For quite some time, AlterNet’s Steven Rosenfeld has been investigating voter-fraud allegations and presumptive actions (mostly and ironically by the GOP) to make U.S. elections honest. According to his recent investigative report “Going Undercover at the GOP’s Voter Vigilante Project to Disrupt the Nov. Election” (8/24/2012), a vote suppression project well funded by the extreme right and spurred on, not coincidentally, by John Fund (author of the paranoid and inflammatory book titled Stealing Elections) is seeking to undermine the registration of voters, purge voter rolls, and watch the polls on November 6 in order to contest voters’ rightsto cast their ballots and have them counted. This project calls itself “True the Vote”; it grew out of the King Street Patriots, founded by Tea Partier Katherine Englebrecht, who leads the project. (By the way, she and her husband started a company this year called “Plan B Firearms.” According to Tea Party websites, “plan B” is code language alluding to steps that “patriots” might take if Obama is re-elected.)

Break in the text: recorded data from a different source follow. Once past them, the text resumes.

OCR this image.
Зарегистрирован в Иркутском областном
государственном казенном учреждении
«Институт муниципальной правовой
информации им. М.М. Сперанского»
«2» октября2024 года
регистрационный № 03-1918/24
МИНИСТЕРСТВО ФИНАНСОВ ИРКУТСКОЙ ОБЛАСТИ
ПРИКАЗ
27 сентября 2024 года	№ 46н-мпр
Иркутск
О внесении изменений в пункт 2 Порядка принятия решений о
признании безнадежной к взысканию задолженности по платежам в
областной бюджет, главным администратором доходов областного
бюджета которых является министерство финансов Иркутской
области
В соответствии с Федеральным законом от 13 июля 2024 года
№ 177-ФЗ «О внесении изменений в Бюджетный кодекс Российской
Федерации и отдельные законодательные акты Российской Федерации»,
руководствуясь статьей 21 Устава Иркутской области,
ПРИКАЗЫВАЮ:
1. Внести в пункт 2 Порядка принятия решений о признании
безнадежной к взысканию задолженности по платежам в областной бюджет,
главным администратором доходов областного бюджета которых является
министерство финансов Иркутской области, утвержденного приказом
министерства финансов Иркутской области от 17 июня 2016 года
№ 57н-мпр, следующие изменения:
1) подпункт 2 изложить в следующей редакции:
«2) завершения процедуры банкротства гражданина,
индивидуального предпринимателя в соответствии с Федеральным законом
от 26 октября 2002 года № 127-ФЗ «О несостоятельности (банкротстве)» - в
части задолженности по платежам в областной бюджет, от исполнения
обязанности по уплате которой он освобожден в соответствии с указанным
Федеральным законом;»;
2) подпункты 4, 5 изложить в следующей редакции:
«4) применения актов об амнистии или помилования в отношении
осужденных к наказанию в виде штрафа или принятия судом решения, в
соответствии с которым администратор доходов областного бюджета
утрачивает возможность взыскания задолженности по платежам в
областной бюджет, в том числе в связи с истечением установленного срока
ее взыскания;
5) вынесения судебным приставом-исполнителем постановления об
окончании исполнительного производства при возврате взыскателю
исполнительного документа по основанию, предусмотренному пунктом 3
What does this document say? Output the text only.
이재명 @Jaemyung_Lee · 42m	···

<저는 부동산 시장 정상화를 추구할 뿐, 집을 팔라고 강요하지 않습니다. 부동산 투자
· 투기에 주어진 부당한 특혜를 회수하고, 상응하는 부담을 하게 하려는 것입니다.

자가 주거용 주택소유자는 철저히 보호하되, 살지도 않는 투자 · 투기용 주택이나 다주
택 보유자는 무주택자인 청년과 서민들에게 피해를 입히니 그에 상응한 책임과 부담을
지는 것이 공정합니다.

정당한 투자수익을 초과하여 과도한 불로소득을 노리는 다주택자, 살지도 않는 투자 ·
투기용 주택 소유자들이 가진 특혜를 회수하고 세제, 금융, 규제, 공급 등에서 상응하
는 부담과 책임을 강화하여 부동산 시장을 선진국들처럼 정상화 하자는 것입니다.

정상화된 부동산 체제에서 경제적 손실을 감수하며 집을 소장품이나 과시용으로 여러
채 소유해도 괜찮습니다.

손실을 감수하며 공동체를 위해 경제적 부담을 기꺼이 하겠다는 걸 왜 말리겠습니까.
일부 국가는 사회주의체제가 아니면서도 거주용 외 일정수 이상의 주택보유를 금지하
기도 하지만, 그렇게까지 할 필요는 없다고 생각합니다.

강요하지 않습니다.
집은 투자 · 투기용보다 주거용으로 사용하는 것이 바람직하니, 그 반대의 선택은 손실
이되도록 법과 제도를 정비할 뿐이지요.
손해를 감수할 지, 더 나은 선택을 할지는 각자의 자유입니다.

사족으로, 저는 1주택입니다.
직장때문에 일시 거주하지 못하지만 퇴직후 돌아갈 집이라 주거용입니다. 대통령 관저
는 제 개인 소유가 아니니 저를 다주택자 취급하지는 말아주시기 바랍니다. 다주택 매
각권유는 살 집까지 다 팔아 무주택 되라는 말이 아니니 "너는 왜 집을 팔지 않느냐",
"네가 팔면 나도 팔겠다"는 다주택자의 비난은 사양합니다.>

For part of his investigation, Rosenfeld attended “a state summit” in Colorado organized by True the Vote. Members of this group, observes Rosenfeld, “think it’s patriotic to be self-appointed judges, juries and, if necessary, citizen police, to stop what they believe is rampant illegal voting.
True the Vote claims to have 300 chapters spread across three-dozen states, with thousands of volunteers using its web-based software to identify “questionable” voter registrations and possibly illegal voters in highly contested states. And on November 6, the project hopes to deploy a million poll watchers to observe how the IDs of voters are checked, how they are given ballots, and whether or not voters actually fill out their own ballots. According to Rosenfeld, John Fund encouraged those at the summit to bully liberals because “`Your opposition are cartoon characters…. They are fun to beat up. They are fun to humiliate. You are on the side of the angels. And these people are just frauds, charlatans and liars’.” True the Vote is also arranging for lawyers to take its reports to sympathetic state officials, and it is being encouraged by Republicans in high office: Florida’s governor, the secretaries of state in Colorado, Kansas, and Ohio, and attorneys general in Colorado and Texas.
Using vetting standards and software of its own, True the Vote scans voter registration lists (which are always changing as people register, move, and die), driver’s license databases and jury lists, and looks for inconsistencies. If project members “don’t like the way a person’s signature varies from form to form, it is flagged as suspicious. If they see that too many voters are registered at an address, it is flagged. If a driver’s license has a different address than a voter registration form, it is flagged. Their research team then seeks to turn over these names to county or state officials….” If election officials don’t remove names from voter lists, then True the Vote coaxes them to take other steps, such as sending a postcard to each voter in question, saying that he or she must present proof before getting a ballot this fall; or that he/she can’t vote by mail without first showing ID documents at a polling place.
True the Vote’s assessments and demands are based on what it sees in the law, not necessarily the law itself. Hence, some election officials do not process its information and expectations the way it does. As Rosenfeld points out, “A Wisconsin Government Accountability Board [G.A.B.] report … issued in May  assessed their vetting of recall petitions [regarding Governor Scott Walker]. It concluded they `created results that were significantly less accurate, complete, and reliable than the review and analysis completed by the G.A.B’.”
Leaders of True the Vote and other so-called “voter-fraud” projects know that such fraud is rare. Presumably, these leaders know what their own party members have found-namely that after nearly eight years of investigation the Attorney General under George W. Bush found no more than a handful of provable voter fraud cases. And after a lengthy study the Republican Lawyers Association found no more than 340 cases over a period of ten years-340 cases out of tens of millions of votes cast! But the leaders of True the Vote and other such groups don’t tell their members these facts. Instead, their real purpose is to take elections for their party. According to Rosenfeld, John Fund explained the following glibly to his audience at the summit in Colorado: “`You know the job of a [vote] re-counter. You count, you count, you count until your candidate is ahead, and then you stop counting’.”